The localization and re-distribution of certain inflammatory miRNAs in organelles suggest the presence of a novel and dynamic miRNA-based mechanism for regulating cellular inflammatory responses. For example, miR-146a is a key miRNA involved in the innate immune and inflammatory responses, and helps regulate the production of inflammatory cytokines [73]. Initially identified as an NF-κB-induced miRNA, miR-146a helps modify cytokine signaling via a negative feedback mechanism, in part, by targeting Traf6 and Irak1. Previous studies have shown that miR-146a deficiency in mice caused autoimmunity and a hyper-reactive immune response [74]. Intriguingly, miR-146a-knockout mice also showed constitutive activation of the NF-κB pathway, with excessive inflammation and tumorigenesis during aging [75]. Our findings that miR-146a is preferentially localized in mitochondria and MAMs and responds to cellular demands by altering the enrichment suggests a novel mechanism for specific gene regulation in the NF-κB pathway perhaps by targeting Traf6 and Irak1.

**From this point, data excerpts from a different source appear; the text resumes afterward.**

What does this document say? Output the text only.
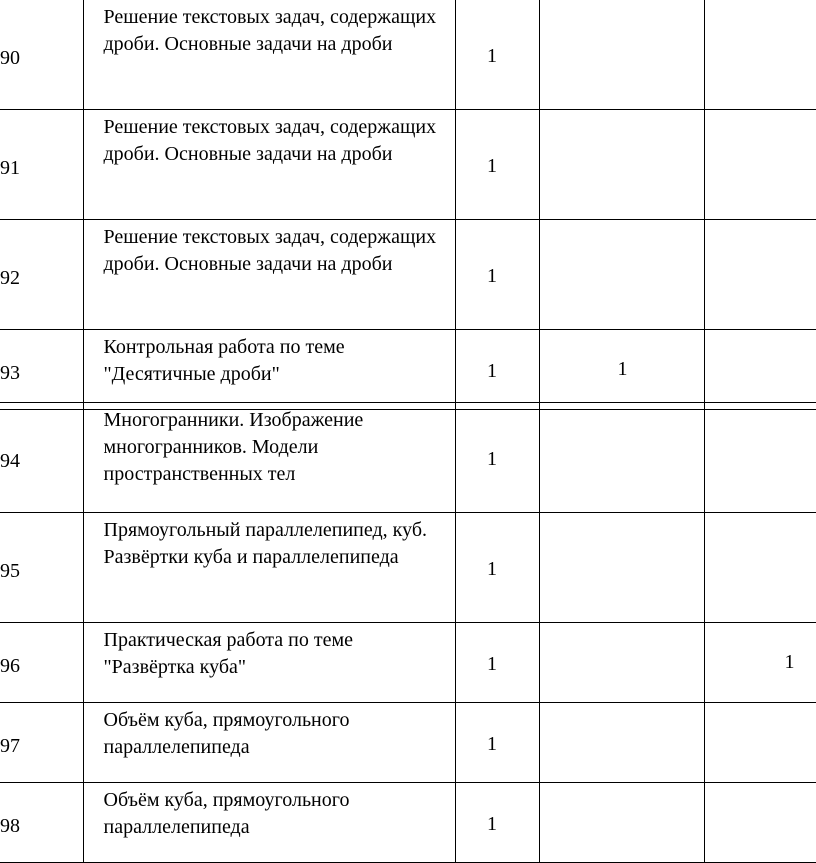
90	Решение текстовых задач, содержащих дроби. Основные задачи на дроби	1		
91	Решение текстовых задач, содержащих дроби. Основные задачи на дроби	1		
92	Решение текстовых задач, содержащих дроби. Основные задачи на дроби	1		
93	Контрольная работа по теме "Десятичные дроби"	1	1	
94	Многогранники. Изображение многогранников. Модели пространственных тел	1		
95	Прямоугольный параллелепипед, куб. Развёртки куба и параллелепипеда	1		
96	Практическая работа по теме "Развёртка куба"	1		1
97	Объём куба, прямоугольного параллелепипеда	1		
98	Объём куба, прямоугольного параллелепипеда	1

While impairment or perturbation of MAM function has been implicated in several neurodegenerative disease conditions [13,14,15,16,17,18,19,20, 76], the contributing underlying mechanism(s) remain unknown. Relevant to our study, miR-146a has been specifically implicated in AD [77,78,79,80] and other neurodegenerative diseases [81, 82]. Our observations that specific inflammatory-responsive miRNAs are preferentially localized in the MAMs, and re-distributed under particular experimental conditions, points to yet another level of complexity related to post-transcriptional gene regulation in the brain. There are several possible scenarios: (1) miRNAs located in MAMs may target specific transcripts that co-localize in the MAMs. Our immunoprecipitation and mass spectrometry results revealed that AGO1 protein is present in MAM fractions and enriched with miRNAs, implying the existence of a functional miRNA ribonucleoprotein complex. (2) MAMs may serve as a miRNA trafficking hub between mitochondria and ER, as well as other cytoplasmic granules and organelles. Our experiments show that events affecting mitochondria function (e.g. mitochondria uncoupling and TBI), alter the distribution of specific miRNAs from one organelle to another. (3) MAMs may serve as a platform for incorporating novel signaling molecules into miRNA/AGO complexes for specific targeting. For example, the MAMs have been shown to play key roles in autophagosome and inflammasome assembly [4, 5, 11]. Interestingly, assembly of the NLRP3 inflammasome involves physical interactions with the mitochondria [5] as well as NF-κB activation [83], which is regulated, in part, by miR-146a activity [73]. While MAMs presumably have currently unknown roles, our study provides strong and highly novel evidence for the importance of MAM function in the activity of a subset of miRNAs. At the present time, understanding the role(s) of inflammatory-responsive miRNAs located in the mitochondria and MAMs is very limited. As such, future studies investigating miRNA–mitochondria–MAM–ER interactions will be necessary to link inter-organelle miRNA trafficking to physiological and pathological processes, and to gain better understanding about how modifying this “crosstalk” might contribute to more effective strategies in the treatment of brain diseases.